Jarrahi’s Letter to Tabriz Prison Officials
In September 2013, Jarrahi wrote a letter from Tabriz Prison to the head of the Construction Painters’ Union of Iran complaining about the denial of medical treatment for his cancer and other ailments.
“Because of my advanced age, and the bad food and poor medical care in Tabriz Prison, I have been stricken with thyroid cancer, diabetes, and high cholesterol,” said the letter, a copy of which has been obtained by CHRI.
“However, the prison officials have not taken adequate measures for my treatment … and despite the recommendations of specialist physicians that I should receive medical care outside prison, the authorities have not responded to my request for release on medical grounds,” he said.
On October 5, 2017, the semi-official Iranian Labor News Agency (ILNA) reported thyroid cancer as Jarrahi’s cause of death without mentioning that he was denied full medical treatment while he was imprisoned.
Jarrahi was first arrested in Tabriz in 2008 and charged with “propaganda against the state” for handing out labor leaflets. He was sentenced to a year in prison. Upon appeal “we were able to convince the court to suspend the sentence because judicial procedures were not followed correctly in his case,” Mahmoudi told CHRI.
The case of former political prisoner Alireza Rajaee, who lost part of his face due to sinus cancer that he says was left untreated while he was held in Evin Prison, has put the spotlight on the denial of medical care to political prisoners in Iran.
In September 2017, four political prisoners in Rajaee Shahr Prison were denied medical care after they went on a 30-day hunger strike to protest their forced removal to a high-security ward.
Political prisoners in the Women’s Ward of Evin Prison, including Maryam Akbari-Monfared, are also repeatedly denied proper care.
“The clinic in Evin Prison does not have specialist doctors or proper facilities to be able to help her,” her husband, Hassan Jafari, told the Center for Human Rights in Iran (CHRI) in September 2017.
Political prisoner Omid Kokabee was diagnosed with advanced kidney cancer in 2016 after years of repeatedly being denied treatment for his symptoms in Evin Prison.
On July 8, 2017, current political prisoners Atena Daemi and Golrokh Ebrahimi Iraee wrote a joint letter about the denial of medical care in Evin Prison after foreign ambassadors were given a staged tour of certain sections of the facility.
“Did they tell you about unsanitary conditions and women’s health?

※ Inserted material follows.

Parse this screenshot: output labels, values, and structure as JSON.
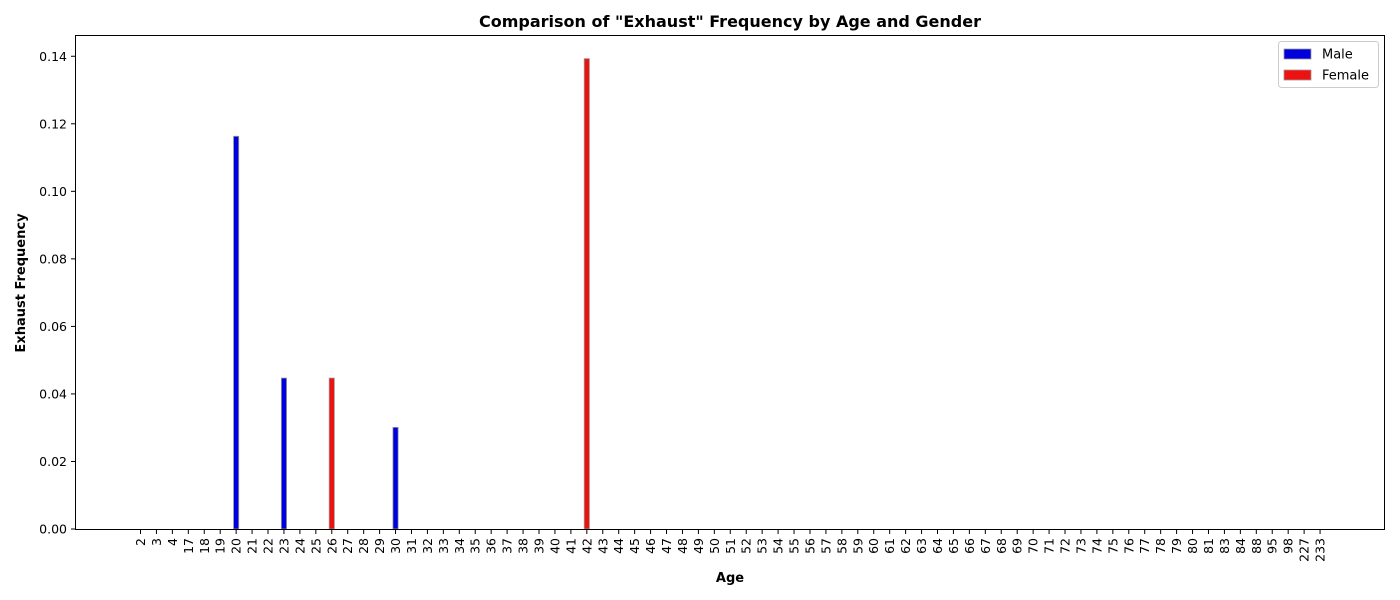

Or about the conditions inside the clinic where they prescribe wrong medications? Or about using sanctions and budget cuts as an excuse for the lack of disinfectants and cleaning material?” wrote the activists.
“Have they told you that for religious reasons, male prison doctors do not check female prisoners or give them injections and blood pressure tests? Have they told you there is not even one female nurse to carry out these tasks? Do you know how many hundreds or thousands of inmates suffer from kidney problems because of the prison’s unhealthy water?” asked the political prisoners.